BNP Paribas, Societe Generale, Citigroup Global Markets, and Nomura Singapore are foreign investors that participated in the anchor round.
The company plans to raise about Rs 640 crore through the IPO, which closes on September 27.
Analysts are dividend on the company's prospects. While they believe the company has successfully created a niche through marque clients, past acquisitions and operational efficiency, they remain concerned over the valuations.
«The company has aimed for high margin through value-added services with the support of the latest technology in its portfolio.
On the valuation front, we believe that the company is fairly priced.
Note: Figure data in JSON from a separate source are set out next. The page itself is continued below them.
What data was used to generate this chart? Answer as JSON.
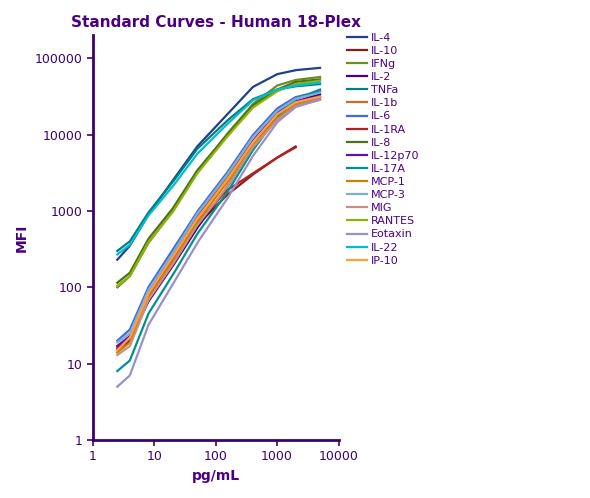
{
  "title": "Standard Curves - Human 18-Plex",
  "xlabel": "pg/mL",
  "ylabel": "MFI",
  "xlim": [
    1,
    10000
  ],
  "ylim": [
    1,
    200000
  ],
  "text_color": "#4b0082",
  "axis_color": "#3d006e",
  "series": [
    {
      "label": "IL-4",
      "color": "#1f3f8f",
      "x": [
        2.5,
        4,
        8,
        20,
        50,
        150,
        400,
        1000,
        2000,
        5000
      ],
      "y": [
        230,
        350,
        900,
        2500,
        7000,
        18000,
        42000,
        62000,
        70000,
        75000
      ]
    },
    {
      "label": "IL-10",
      "color": "#8b1a1a",
      "x": [
        2.5,
        4,
        8,
        20,
        50,
        150,
        400,
        1000,
        2000
      ],
      "y": [
        17,
        22,
        70,
        200,
        650,
        1600,
        3000,
        5000,
        7000
      ]
    },
    {
      "label": "IFNg",
      "color": "#6b8e23",
      "x": [
        2.5,
        4,
        8,
        20,
        50,
        150,
        400,
        1000,
        2000,
        5000
      ],
      "y": [
        100,
        140,
        380,
        1000,
        3200,
        10000,
        25000,
        44000,
        52000,
        57000
      ]
    },
    {
      "label": "IL-2",
      "color": "#4b0082",
      "x": [
        2.5,
        4,
        8,
        20,
        50,
        150,
        400,
        1000,
        2000,
        5000
      ],
      "y": [
        15,
        20,
        65,
        190,
        600,
        2000,
        7000,
        18000,
        27000,
        34000
      ]
    },
    {
      "label": "TNFa",
      "color": "#008080",
      "x": [
        2.5,
        4,
        8,
        20,
        50,
        150,
        400,
        1000,
        2000,
        5000
      ],
      "y": [
        300,
        400,
        950,
        2400,
        6500,
        15000,
        29000,
        39000,
        43000,
        46000
      ]
    },
    {
      "label": "IL-1b",
      "color": "#c87020",
      "x": [
        2.5,
        4,
        8,
        20,
        50,
        150,
        400,
        1000,
        2000,
        5000
      ],
      "y": [
        15,
        22,
        85,
        260,
        850,
        2700,
        8000,
        18000,
        26000,
        31000
      ]
    },
    {
      "label": "IL-6",
      "color": "#4169e1",
      "x": [
        2.5,
        4,
        8,
        20,
        50,
        150,
        400,
        1000,
        2000,
        5000
      ],
      "y": [
        20,
        28,
        100,
        310,
        980,
        3100,
        9800,
        22000,
        31000,
        37000
      ]
    },
    {
      "label": "IL-1RA",
      "color": "#b22222",
      "x": [
        2.5,
        4,
        8,
        20,
        50,
        150,
        400,
        1000,
        2000
      ],
      "y": [
        16,
        22,
        78,
        225,
        700,
        1850,
        3100,
        5000,
        6800
      ]
    },
    {
      "label": "IL-8",
      "color": "#4a7020",
      "x": [
        2.5,
        4,
        8,
        20,
        50,
        150,
        400,
        1000,
        2000,
        5000
      ],
      "y": [
        115,
        155,
        430,
        1080,
        3400,
        9800,
        24000,
        39000,
        49000,
        53000
      ]
    },
    {
      "label": "IL-12p70",
      "color": "#6a0dad",
      "x": [
        2.5,
        4,
        8,
        20,
        50,
        150,
        400,
        1000,
        2000,
        5000
      ],
      "y": [
        17,
        23,
        82,
        250,
        820,
        2500,
        8200,
        19500,
        27000,
        32000
      ]
    },
    {
      "label": "IL-17A",
      "color": "#009090",
      "x": [
        2.5,
        4,
        8,
        20,
        50,
        150,
        400,
        1000,
        2000,
        5000
      ],
      "y": [
        8,
        11,
        45,
        145,
        500,
        1700,
        6200,
        17000,
        29000,
        39000
      ]
    },
    {
      "label": "MCP-1",
      "color": "#d08000",
      "x": [
        2.5,
        4,
        8,
        20,
        50,
        150,
        400,
        1000,
        2000,
        5000
      ],
      "y": [
        14,
        19,
        72,
        220,
        720,
        2300,
        7200,
        16500,
        24500,
        29500
      ]
    },
    {
      "label": "MCP-3",
      "color": "#7ab0d8",
      "x": [
        2.5,
        4,
        8,
        20,
        50,
        150,
        400,
        1000,
        2000,
        5000
      ],
      "y": [
        19,
        25,
        92,
        280,
        920,
        2900,
        9200,
        20500,
        29500,
        35500
      ]
    },
    {
      "label": "MIG",
      "color": "#c89080",
      "x": [
        2.5,
        4,
        8,
        20,
        50,
        150,
        400,
        1000,
        2000,
        5000
      ],
      "y": [
        13,
        17,
        68,
        200,
        650,
        2000,
        6800,
        15500,
        23500,
        28500
      ]
    },
    {
      "label": "RANTES",
      "color": "#8db600",
      "x": [
        2.5,
        4,
        8,
        20,
        50,
        150,
        400,
        1000,
        2000,
        5000
      ],
      "y": [
        105,
        140,
        390,
        970,
        3100,
        9200,
        22500,
        37000,
        46000,
        51000
      ]
    },
    {
      "label": "Eotaxin",
      "color": "#9b8fc8",
      "x": [
        2.5,
        4,
        8,
        20,
        50,
        150,
        400,
        1000,
        2000,
        5000
      ],
      "y": [
        5,
        7,
        32,
        110,
        380,
        1400,
        5200,
        14500,
        23000,
        29000
      ]
    },
    {
      "label": "IL-22",
      "color": "#00bcd4",
      "x": [
        2.5,
        4,
        8,
        20,
        50,
        150,
        400,
        1000,
        2000,
        5000
      ],
      "y": [
        270,
        360,
        870,
        2100,
        5600,
        13500,
        28000,
        39000,
        44000,
        48000
      ]
    },
    {
      "label": "IP-10",
      "color": "#ffa040",
      "x": [
        2.5,
        4,
        8,
        20,
        50,
        150,
        400,
        1000,
        2000,
        5000
      ],
      "y": [
        15,
        22,
        82,
        250,
        800,
        2500,
        7900,
        18500,
        26500,
        31500
      ]
    }
  ],
  "title_fontsize": 11,
  "label_fontsize": 10,
  "tick_fontsize": 9,
  "legend_fontsize": 8,
  "line_width": 1.6,
  "background_color": "#ffffff"
}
Thus, we recommend a Subscribe – Long Term rating to the IPO,» Anand Rathi said.
The issue comprises a fresh equity of Rs 400 crore and an offer for sale (OFS) of 80 lakh shares by the promoter and other selling shareholders.
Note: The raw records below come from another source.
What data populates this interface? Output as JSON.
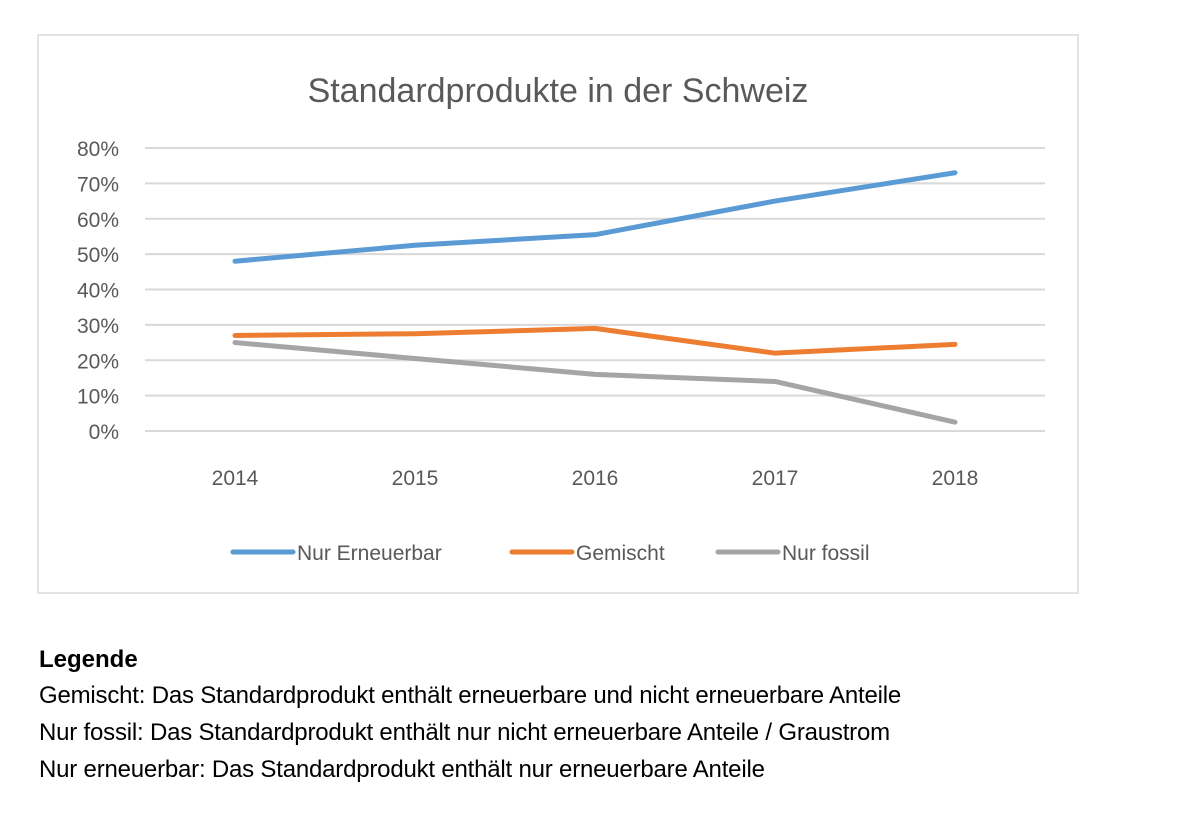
{
  "chart_data": {
    "type": "line",
    "title": "Standardprodukte in der Schweiz",
    "xlabel": "",
    "ylabel": "",
    "categories": [
      "2014",
      "2015",
      "2016",
      "2017",
      "2018"
    ],
    "y_ticks": [
      "0%",
      "10%",
      "20%",
      "30%",
      "40%",
      "50%",
      "60%",
      "70%",
      "80%"
    ],
    "ylim": [
      0,
      80
    ],
    "y_unit": "%",
    "grid": true,
    "legend_position": "bottom",
    "series": [
      {
        "name": "Nur Erneuerbar",
        "color": "#5b9bd5",
        "values": [
          48,
          52.5,
          55.5,
          65,
          73
        ]
      },
      {
        "name": "Gemischt",
        "color": "#ed7d31",
        "values": [
          27,
          27.5,
          29,
          22,
          24.5
        ]
      },
      {
        "name": "Nur fossil",
        "color": "#a5a5a5",
        "values": [
          25,
          20.5,
          16,
          14,
          2.5
        ]
      }
    ]
  },
  "notes": {
    "heading": "Legende",
    "lines": [
      "Gemischt: Das Standardprodukt enthält erneuerbare und nicht erneuerbare Anteile",
      "Nur fossil: Das Standardprodukt enthält nur nicht erneuerbare Anteile / Graustrom",
      "Nur erneuerbar: Das Standardprodukt enthält nur erneuerbare Anteile"
    ]
  }
}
The company has fixed the price band at Rs 280-300 per share and investors can bid for a minimum of 50 shares in one lot and in multiples thereafter.
About 75% of the offer is set aside for qualified institutional buyers (QIBs), 15% is reserved for non-institutional investors (NIIs) and 10% for retail investors.
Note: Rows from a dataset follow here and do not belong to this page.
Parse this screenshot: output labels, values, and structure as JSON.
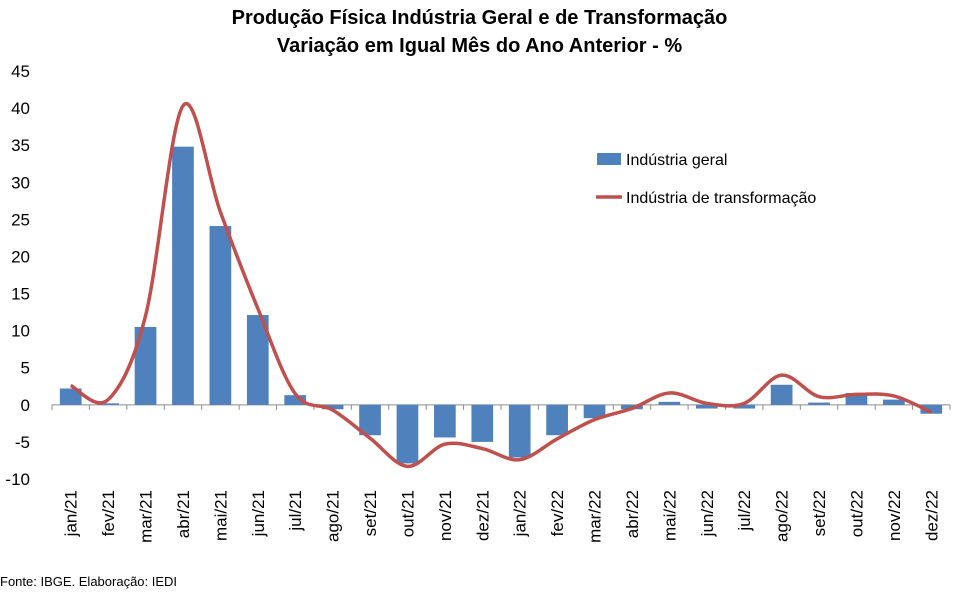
{
  "chart_data": {
    "type": "bar",
    "title": "Produção Física Indústria Geral e de Transformação",
    "subtitle": "Variação em Igual Mês do Ano Anterior - %",
    "categories": [
      "jan/21",
      "fev/21",
      "mar/21",
      "abr/21",
      "mai/21",
      "jun/21",
      "jul/21",
      "ago/21",
      "set/21",
      "out/21",
      "nov/21",
      "dez/21",
      "jan/22",
      "fev/22",
      "mar/22",
      "abr/22",
      "mai/22",
      "jun/22",
      "jul/22",
      "ago/22",
      "set/22",
      "out/22",
      "nov/22",
      "dez/22"
    ],
    "ylim": [
      -10,
      45
    ],
    "yticks": [
      -10,
      -5,
      0,
      5,
      10,
      15,
      20,
      25,
      30,
      35,
      40,
      45
    ],
    "grid": false,
    "legend_position": "right",
    "series": [
      {
        "name": "Indústria geral",
        "type": "bar",
        "color": "#4F81BD",
        "values": [
          2.2,
          0.2,
          10.5,
          34.8,
          24.1,
          12.1,
          1.3,
          -0.6,
          -4.1,
          -7.9,
          -4.4,
          -5.0,
          -7.1,
          -4.1,
          -1.8,
          -0.6,
          0.4,
          -0.5,
          -0.5,
          2.7,
          0.3,
          1.6,
          0.7,
          -1.2
        ]
      },
      {
        "name": "Indústria de transformação",
        "type": "line",
        "color": "#C0504D",
        "values": [
          2.6,
          0.7,
          12.0,
          40.3,
          26.0,
          13.0,
          1.5,
          -0.7,
          -4.5,
          -8.3,
          -5.3,
          -5.9,
          -7.4,
          -4.6,
          -2.0,
          -0.5,
          1.6,
          0.2,
          0.2,
          4.0,
          1.1,
          1.4,
          1.2,
          -1.0
        ]
      }
    ]
  },
  "footer": {
    "source": "Fonte: IBGE. Elaboração: IEDI"
  }
}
Net proceeds will be used towards funding working capital requirements, repayment of debt, pursuing inorganic initiatives and other general corporate purposes.
«If we attribute FY23 earnings to the post-IPO fully diluted paid-up equity capital of the company, the asking price is at a P/E of 44.8x, and we believe it to be priced aggressively.
We, therefore, recommend an “Avoid” rating for the issue. However, we would reassess the company on improvement in financial metrics over a sustained period,» said Stoxbox.